Options: - tags — only transplant fibers matching these tags - memory_types — filter by type (fact, decision, insight, etc.) - strategy — conflict resolution: prefer_local, prefer_remote, prefer_recent, prefer_stronger

Concurrent Agents (Multi-Agent Isolation)

When running multiple agents simultaneously (e.g., 3 Claude Code sessions for 3 projects), you must use the NMEM_BRAIN environment variable. Using nmem brain use will cause race conditions because all agents read from the same config.toml file.

The Problem

Agent A: nmem brain use brain-a  → config.toml: current_brain = "brain-a"
Agent B: nmem brain use brain-b  → config.toml: current_brain = "brain-b"  ← overwrites!
Agent A: nmem_recall "..."       → reads config.toml → gets brain-b data ← WRONG

The Solution: Env Var Pinning

Each MCP server process is pinned to its brain via environment variable. It never reads config.toml for brain selection, so concurrent agents cannot interfere with each other.

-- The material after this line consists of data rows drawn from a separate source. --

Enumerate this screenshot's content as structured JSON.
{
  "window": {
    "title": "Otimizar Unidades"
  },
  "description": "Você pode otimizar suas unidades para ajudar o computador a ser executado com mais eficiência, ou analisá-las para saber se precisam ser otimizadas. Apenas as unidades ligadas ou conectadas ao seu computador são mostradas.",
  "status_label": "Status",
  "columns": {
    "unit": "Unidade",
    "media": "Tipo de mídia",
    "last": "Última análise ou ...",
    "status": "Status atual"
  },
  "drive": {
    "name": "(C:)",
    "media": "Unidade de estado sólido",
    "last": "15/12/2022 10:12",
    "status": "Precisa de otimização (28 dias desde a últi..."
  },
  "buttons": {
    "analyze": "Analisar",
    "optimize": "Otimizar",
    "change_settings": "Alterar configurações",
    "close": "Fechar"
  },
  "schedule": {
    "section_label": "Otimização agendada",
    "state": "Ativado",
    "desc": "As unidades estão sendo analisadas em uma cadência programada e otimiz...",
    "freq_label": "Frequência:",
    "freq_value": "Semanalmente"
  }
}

Project A — .mcp.json (in project root):

{
  "mcpServers": {
    "neural-memory": {
      "command": "nmem-mcp",
      "env": {
        "NMEM_BRAIN": "project-alpha"
      }
    }
  }
}

Project B — .mcp.json:

{
  "mcpServers": {
    "neural-memory": {
      "command": "nmem-mcp",
      "env": {
        "NMEM_BRAIN": "project-beta"
      }
    }
  }
}

Project C — .mcp.json:

{
  "mcpServers": {
    "neural-memory": {
      "command": "nmem-mcp",
      "env": {
        "NMEM_BRAIN": "project-gamma"
      }
    }
  }
}

Why This Works

Factor Explanation
Process isolation Each Claude Code session spawns its own MCP server as a separate OS process
Env var is per-process NMEM_BRAIN is read from the process environment, not shared files
No config mutation When env var is set, get_shared_storage() uses it directly without writing to config.toml
Separate databases Each brain is a separate SQLite file — no lock contention on reads

Rules for Multi-Agent Users

  1. Always set NMEM_BRAIN in .mcp.json for each project
  2. Never use nmem brain use while agents are running — it only affects processes without env var
  3. Create brains first via CLI: nmem brain create project-alpha
  4. Brain names in env var are auto-created on first access if they don't exist

Cross-Brain Knowledge Sharing

If Agent A discovers something useful for Agent B, use transplant:

# From CLI, copy architecture decisions from alpha to beta
nmem brain use project-beta
nmem brain transplant project-alpha --tag architecture --tag api-design

Or via MCP tool from any agent:

nmem_transplant(source_brain="project-alpha", tags=["architecture"])

Best Practices

When to Use Separate Brains

Scenario Recommendation
Different agents with different roles Separate brains
Different projects on the same machine Separate brains
Same agent, different topics Use tags instead
Security-sensitive isolation Separate brains
Temporary experiments Separate brain, delete when done

Naming Conventions

  • By agent role: coder, researcher, planner, security
  • By project: work-api, side-project, open-source
  • By environment: dev, staging, prod

Valid characters: a-z, A-Z, 0-9, -, _, . (max 64 chars).

Maintenance

Each brain is independent. Run health checks per brain:

# Switch to a brain and check health
nmem brain use coder
nmem health
nmem stats

Or use the nmem_health / nmem_stats MCP tools — they always operate on the currently configured brain.